It is common for students and researchers to collect good data, but report the wrong findings because they selected the incorrect statistical tests to analyse their data with. The aim of our Statistical Test Selector is to help you avoid making such mistakes. Designed to help you select the correct statistical tests for a wide range of study designs, our Statistical Test Selector guides you through the process, assuming you have little or no knowledge of study designs or statistics.
Since we assume that you have little or no knowledge of study designs or statistics, we guide you through the test selection process step-by-step. This involves helping you select the most appropriate statistical tests based on your study design, the research questions/hypotheses you are trying to answer, and the characteristics of your data. We explain what these different study designs are, as well as other basic statistical terms that you will need to know along the way (e.g., types of variables and types of measurement).

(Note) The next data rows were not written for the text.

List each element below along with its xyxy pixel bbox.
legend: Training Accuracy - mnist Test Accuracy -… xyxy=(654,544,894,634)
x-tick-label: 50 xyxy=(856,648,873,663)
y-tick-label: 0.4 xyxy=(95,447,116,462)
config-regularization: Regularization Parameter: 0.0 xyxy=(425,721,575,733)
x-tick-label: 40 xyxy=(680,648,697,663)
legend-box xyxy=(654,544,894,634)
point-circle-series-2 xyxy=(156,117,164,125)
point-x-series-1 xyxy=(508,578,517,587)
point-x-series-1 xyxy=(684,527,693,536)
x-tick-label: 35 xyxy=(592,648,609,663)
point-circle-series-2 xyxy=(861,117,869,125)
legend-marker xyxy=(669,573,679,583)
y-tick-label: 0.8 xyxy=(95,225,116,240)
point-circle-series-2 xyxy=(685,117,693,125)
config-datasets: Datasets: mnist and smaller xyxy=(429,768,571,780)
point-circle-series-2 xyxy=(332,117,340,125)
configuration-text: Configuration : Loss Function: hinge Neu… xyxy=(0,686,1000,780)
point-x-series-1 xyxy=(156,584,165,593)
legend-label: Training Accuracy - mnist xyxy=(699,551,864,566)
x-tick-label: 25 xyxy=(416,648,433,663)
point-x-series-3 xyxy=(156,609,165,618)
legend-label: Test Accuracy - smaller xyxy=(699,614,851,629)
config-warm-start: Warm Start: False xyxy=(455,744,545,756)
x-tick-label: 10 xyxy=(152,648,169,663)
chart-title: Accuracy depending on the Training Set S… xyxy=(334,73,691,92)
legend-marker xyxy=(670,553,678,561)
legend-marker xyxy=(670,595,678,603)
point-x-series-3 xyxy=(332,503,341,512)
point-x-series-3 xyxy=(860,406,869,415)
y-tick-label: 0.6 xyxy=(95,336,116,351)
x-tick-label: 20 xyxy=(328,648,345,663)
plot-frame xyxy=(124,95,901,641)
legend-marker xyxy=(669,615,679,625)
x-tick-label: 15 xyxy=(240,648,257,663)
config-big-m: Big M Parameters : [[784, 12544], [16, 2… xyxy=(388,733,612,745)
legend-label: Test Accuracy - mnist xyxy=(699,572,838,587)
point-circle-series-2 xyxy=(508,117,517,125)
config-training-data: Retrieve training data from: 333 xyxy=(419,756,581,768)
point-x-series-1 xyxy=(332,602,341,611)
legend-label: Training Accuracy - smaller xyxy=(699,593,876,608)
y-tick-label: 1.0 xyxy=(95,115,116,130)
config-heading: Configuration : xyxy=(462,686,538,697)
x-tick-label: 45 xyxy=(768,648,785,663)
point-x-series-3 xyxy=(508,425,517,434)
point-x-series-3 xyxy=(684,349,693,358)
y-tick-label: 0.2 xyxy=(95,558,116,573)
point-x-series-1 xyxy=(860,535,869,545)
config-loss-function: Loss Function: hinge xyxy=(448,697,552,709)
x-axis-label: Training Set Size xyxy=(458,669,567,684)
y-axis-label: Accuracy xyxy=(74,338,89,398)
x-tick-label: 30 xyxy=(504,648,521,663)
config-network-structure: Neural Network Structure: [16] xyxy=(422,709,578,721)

Each step of the test selection process comes with plenty of explanation, lots of examples and illustrations. We have worked hard to eliminate as much technical jargon as possible, using straightforward language. We want you to be able to understand the choices you are making, and why the statistical tests you have selected are appropriate for your research.
The correct statistical test to use not only depends on your study design, but also the characteristics of your data. Every statistical test has what are known as "assumptions" that must be met if the test can be used (see Assumptions). For example, the most appropriate test to use might be an independent-samples t-test, but if your data failed the assumptions for this test, you may have to use a Mann-Whitney U test instead. Therefore, we highlight the main statistical test you should carry out, but also an alternative, if there is one.